- THE THING: My visit to the doctor.
- THE HAIKU REVIEW:
Received a rectal exam.
- THE FULL REVIEW:
I had a docotor's appointment for a physical today. Just a general physical to make sure I'm doing OK. Things like cholesterol, blood pressure, cardiovascular stuff, etc. I am not fond of visiting the doctor at all, and now I like it even less.
I was supposed to not eat for 12 hours beforehand, I managed that. They also had given me a plastic cup to carry my urine in. I needed to pee in the cup when I got up, and had to bring it in. I got there, signed in, told them I was there, and I went to hand the urine sample to the desk person. She told me to just hold onto it until I get called. Oh, goody! I get to hold a jar of my own pee as I wait patiently to be called.
The wait really wasn't all that long, so that was OK.
I did have an EKG, which was pretty cool. I never had that done before. Apparently my EKG is all normal. And they did the usual blood pressure, pulse rate, etc. All good.
Then the doctor did his jazz, checking my eyes and ears and throat. Apparently those were all fine, as well. Then he asked me to drop my drawers so he could do a testicular exam. No problem -- it's a little weird to have a fella rooting around down there, but it's not too painful, and it's over once you turn your head and cough. I did that part fine, and went to pull up my undershorts, when I hear the doctor say:
"OK, now step up on the stool, turn around and bend over."
"Nuh-uh!!" I told him.
"Seriously," he said, "Hop up there and bend over."
"What for?!" My voice cracked as I said it.
"We have to do a rectal exam. Please step on the stool, turn around and bend over." He was reaching for the Vaseline as he said it.

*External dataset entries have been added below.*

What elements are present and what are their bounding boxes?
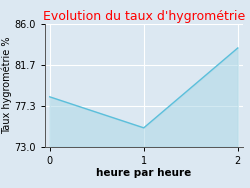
Y-axis label: Taux hygrométrie %: Taux hygrométrie % (1, 37, 11, 134)
X-axis label: heure par heure: heure par heure (96, 168, 192, 178)
Title: Evolution du taux d'hygrométrie: Evolution du taux d'hygrométrie (42, 10, 245, 23)
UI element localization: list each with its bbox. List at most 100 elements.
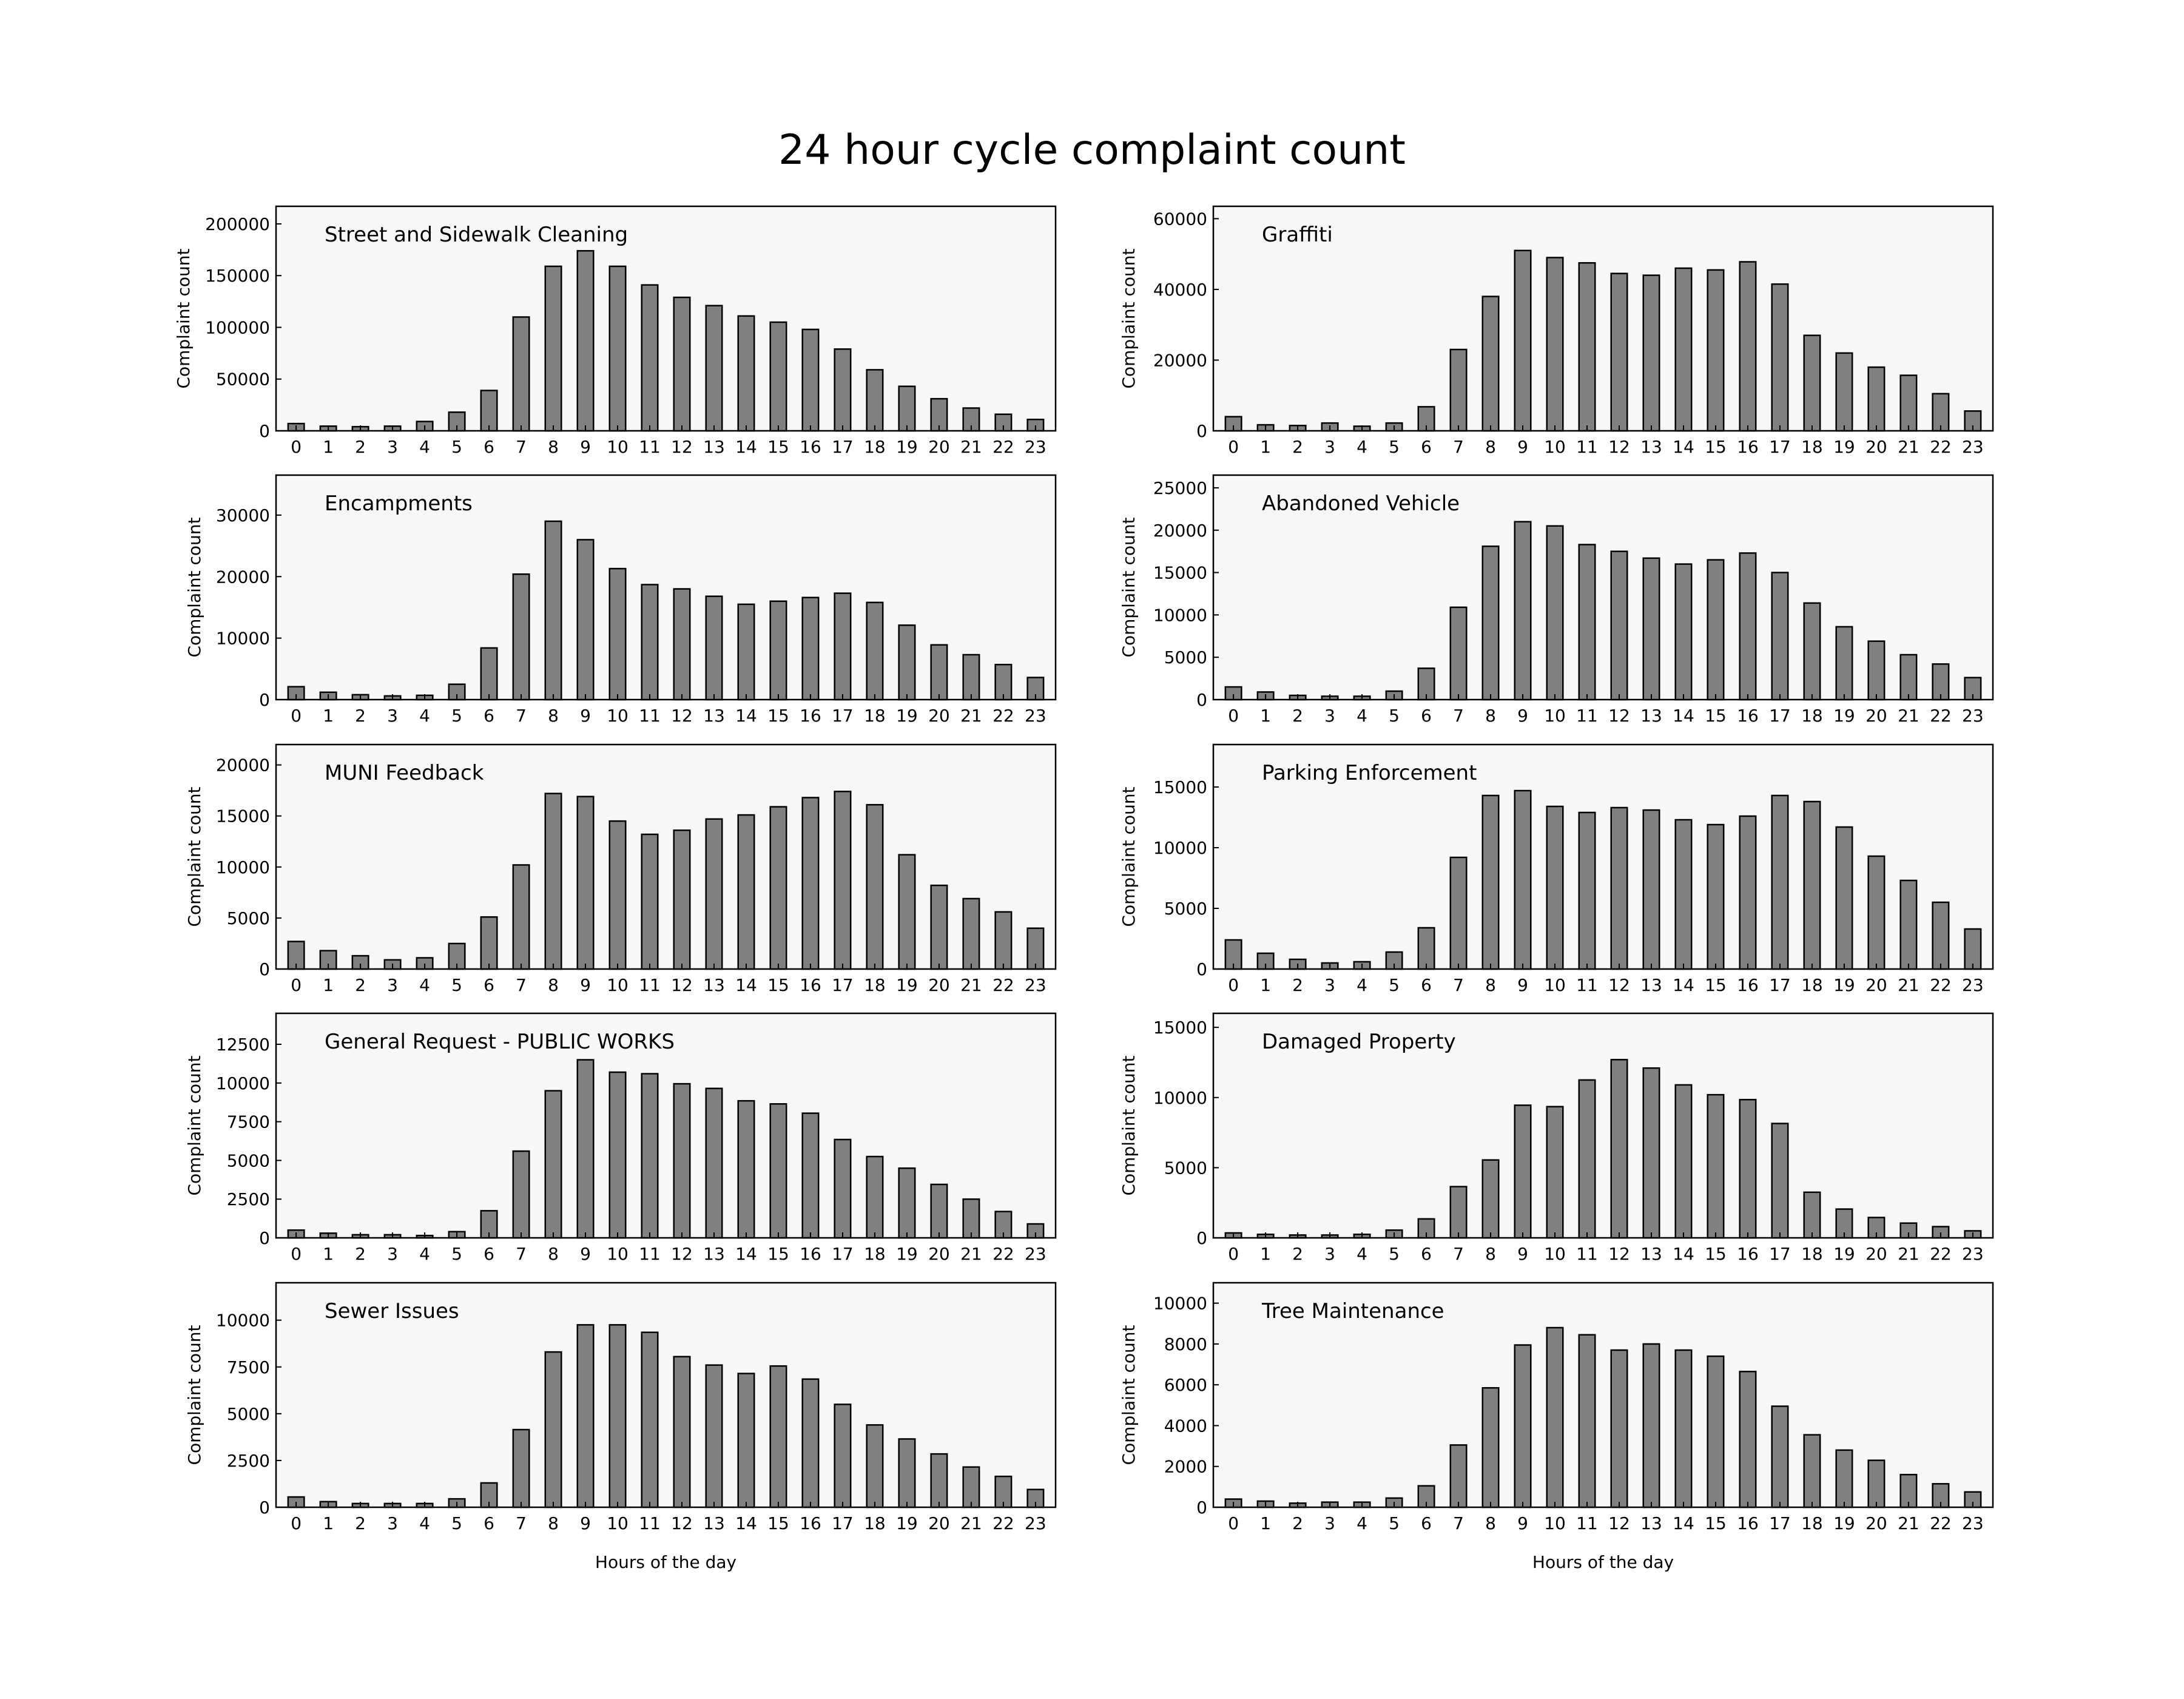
x-tick-label: 19	[896, 1244, 918, 1264]
bar-hour-9	[576, 539, 595, 701]
x-tick-label: 15	[1705, 1244, 1727, 1264]
x-tick-label: 12	[1608, 706, 1630, 726]
subplot-6: 0 1 2 3 4 5 6 7 8 9 10 11 12 13 14 15 16 17 18 19 20 21 22 2305…	[1119, 743, 1994, 995]
bar-hour-20	[930, 644, 948, 701]
x-tick-label: 0	[291, 437, 302, 457]
x-tick-label: 18	[1801, 1513, 1823, 1533]
axes-frame	[1212, 1012, 1994, 1239]
bar-hour-19	[898, 1167, 916, 1239]
x-tick-label: 11	[1576, 706, 1598, 726]
bar-hour-14	[737, 603, 755, 701]
bar-hour-19	[1835, 1449, 1853, 1508]
y-tick-label: 7500	[227, 1112, 270, 1132]
bar-hour-7	[1449, 606, 1468, 701]
x-tick-label: 3	[387, 1513, 398, 1533]
x-tick-label: 16	[800, 706, 821, 726]
bar-hour-10	[1546, 805, 1564, 970]
bar-hour-13	[1642, 1343, 1660, 1508]
bar-hour-18	[866, 803, 884, 970]
x-tick-label: 20	[1866, 706, 1887, 726]
y-tick-label: 0	[259, 421, 270, 441]
x-tick-label: 20	[928, 975, 950, 995]
figure-title: 24 hour cycle complaint count	[778, 126, 1406, 174]
bar-hour-8	[1481, 794, 1500, 970]
bar-hour-8	[544, 520, 562, 701]
x-tick-label: 10	[1544, 706, 1566, 726]
x-tick-label: 10	[1544, 437, 1566, 457]
x-tick-label: 12	[1608, 1244, 1630, 1264]
bar-hour-15	[1707, 1355, 1725, 1508]
bar-hour-18	[1803, 1191, 1821, 1239]
bar-hour-15	[769, 600, 787, 701]
x-tick-label: 21	[1898, 1244, 1919, 1264]
y-tick-label: 50000	[216, 370, 270, 390]
subplot-title: Parking Enforcement	[1262, 761, 1477, 785]
x-tick-label: 3	[1324, 1244, 1335, 1264]
y-tick-label: 5000	[1164, 1158, 1207, 1178]
x-tick-label: 9	[1517, 975, 1528, 995]
y-tick-label: 0	[1196, 1228, 1207, 1248]
bar-hour-14	[737, 315, 755, 432]
bar-hour-22	[1932, 663, 1950, 701]
bar-hour-12	[673, 1083, 691, 1239]
x-tick-label: 21	[960, 1244, 982, 1264]
bars	[1224, 521, 1982, 701]
bar-hour-23	[1964, 928, 1982, 970]
x-tick-label: 2	[1292, 1513, 1303, 1533]
x-tick-label: 18	[864, 975, 886, 995]
bar-hour-14	[737, 1099, 755, 1239]
x-tick-label: 5	[1389, 706, 1400, 726]
y-tick-label: 5000	[227, 908, 270, 928]
x-tick-label: 19	[1833, 437, 1855, 457]
x-tick-label: 16	[1737, 437, 1759, 457]
bar-hour-8	[544, 1351, 562, 1508]
bar-hour-8	[1481, 1159, 1500, 1239]
bar-hour-23	[1964, 410, 1982, 432]
x-tick-label: 15	[1705, 706, 1727, 726]
y-tick-label: 0	[259, 959, 270, 979]
x-tick-label: 0	[291, 1513, 302, 1533]
x-tick-label: 6	[484, 437, 494, 457]
subplot-2: 0 1 2 3 4 5 6 7 8 9 10 11 12 13 14 15 16 17 18 19 20 21 22 2302…	[1119, 205, 1994, 457]
x-tick-label: 7	[516, 706, 527, 726]
y-tick-label: 0	[259, 1498, 270, 1518]
y-tick-label: 0	[1196, 959, 1207, 979]
bar-hour-11	[641, 284, 659, 432]
bar-hour-11	[1578, 1079, 1596, 1239]
x-tick-label: 10	[1544, 975, 1566, 995]
x-tick-label: 18	[1801, 706, 1823, 726]
y-tick-label: 2500	[227, 1451, 270, 1471]
bar-hour-12	[1610, 1059, 1628, 1239]
x-axis: 0 1 2 3 4 5 6 7 8 9 10 11 12 13 14 15 16 17 18 19 20 21 22 23	[1228, 425, 1984, 457]
bar-hour-12	[673, 1356, 691, 1508]
y-axis: 0 20000 40000 60000	[1153, 209, 1219, 441]
bar-hour-15	[769, 1103, 787, 1239]
x-tick-label: 8	[548, 1244, 559, 1264]
bar-hour-17	[834, 592, 852, 701]
y-tick-label: 5000	[1164, 647, 1207, 667]
bar-hour-12	[673, 588, 691, 701]
x-tick-label: 10	[607, 706, 629, 726]
y-axis: 0 10000 20000 30000	[216, 505, 281, 710]
x-tick-label: 10	[607, 437, 629, 457]
y-tick-label: 20000	[1153, 350, 1207, 370]
x-tick-label: 18	[1801, 1244, 1823, 1264]
x-axis-label: Hours of the day	[595, 1552, 736, 1572]
bar-hour-16	[1739, 1098, 1757, 1239]
subplot-title: Sewer Issues	[325, 1299, 459, 1323]
bar-hour-7	[512, 1428, 530, 1508]
x-tick-label: 17	[1769, 437, 1791, 457]
x-tick-label: 8	[1485, 437, 1496, 457]
y-tick-label: 15000	[1153, 1018, 1207, 1038]
bar-hour-21	[962, 1198, 980, 1239]
x-tick-label: 14	[1673, 975, 1694, 995]
x-tick-label: 7	[1453, 1244, 1464, 1264]
x-tick-label: 1	[1260, 706, 1271, 726]
y-axis: 0 5000 10000 15000	[1153, 1018, 1219, 1248]
x-axis: 0 1 2 3 4 5 6 7 8 9 10 11 12 13 14 15 16 17 18 19 20 21 22 23	[1228, 1502, 1984, 1533]
x-tick-label: 4	[1357, 437, 1367, 457]
y-tick-label: 6000	[1164, 1375, 1207, 1395]
x-tick-label: 19	[896, 706, 918, 726]
axes-frame	[275, 743, 1057, 970]
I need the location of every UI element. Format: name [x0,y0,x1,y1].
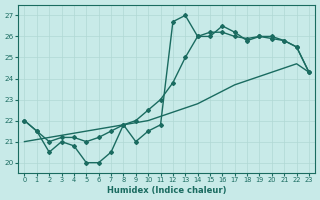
X-axis label: Humidex (Indice chaleur): Humidex (Indice chaleur) [107,186,227,195]
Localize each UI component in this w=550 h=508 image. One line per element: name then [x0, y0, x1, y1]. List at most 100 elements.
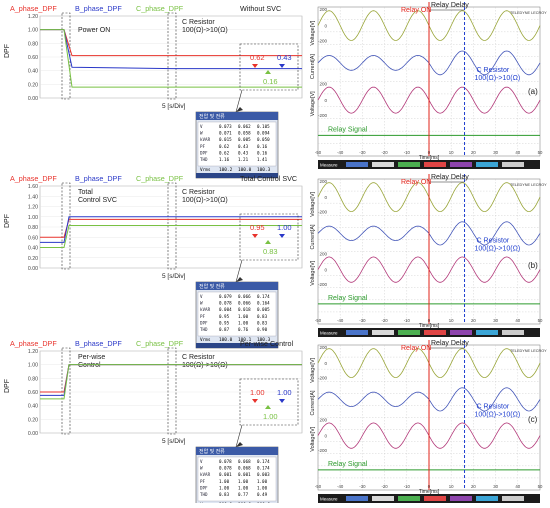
meter-cell: 1.00 [238, 320, 249, 325]
meter-row: PF 1.00 1.00 1.00 [200, 479, 268, 484]
x-tick: 0 [428, 150, 431, 155]
event-label-2b: 100(Ω)->10(Ω) [182, 27, 228, 34]
meter-buttonbar [196, 173, 278, 178]
relay-signal-label: Relay Signal [328, 295, 368, 302]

I've never had a rectal exam. I think my rectum is fine. I've never had any pain or problems. I guessed that it wasn't going to simply be an external examination of my anus. And my body was rejecting the idea. My mind was racing with ways to get out of there, but when you are wearing just socks and underwear, and the underwear is around your ankles, there aren't many options.
Well, I did it. I stepped up on the stool, turned around, bent over, and grabbed the sides of the examination table with as much strength as I could muster.
I heard him slather up with Vaseline and step behind me.
"Uh, Chris?" he said.
"What?" I asked, through clenched teeth.
"You're going to need to relax your buttocks."
It took me a few seconds to convince the muscles to actually release enough so he could get his finger up there. Although I don't know if he has fingers as much as tentacles. I swear he dug up there at least 18 inches. I could feel it in my throat. He was rooting around in there as if he had lost some change in seat cushions. It was horrible.
And then, at the end, I felt so cheap and dirty as he just tossed a box of tissues on the exam bed and said, "Here. Wipe yourself off with those." It took 8 tissues to scrape all the vaseline out from between my cheeks. I don't think any of the vaseline actually made it into the opening, it just got scraped off on the way in. Yowch.
He told me that he had examined my prostate and obtained a stool sample while he was in there. A stool SAMPLE?! I'm pretty sure he got it all while he was in there. He dug so deep, he probably got some undigested food.
He checked the sample and told me I was OK, no blood or anything. I almost wished there was something wrong, because in my brain, he stuck his whole arm up my rectum for nothing.
Thank god I'll never need to do that again. It is just once a lifetime you have one of those, right?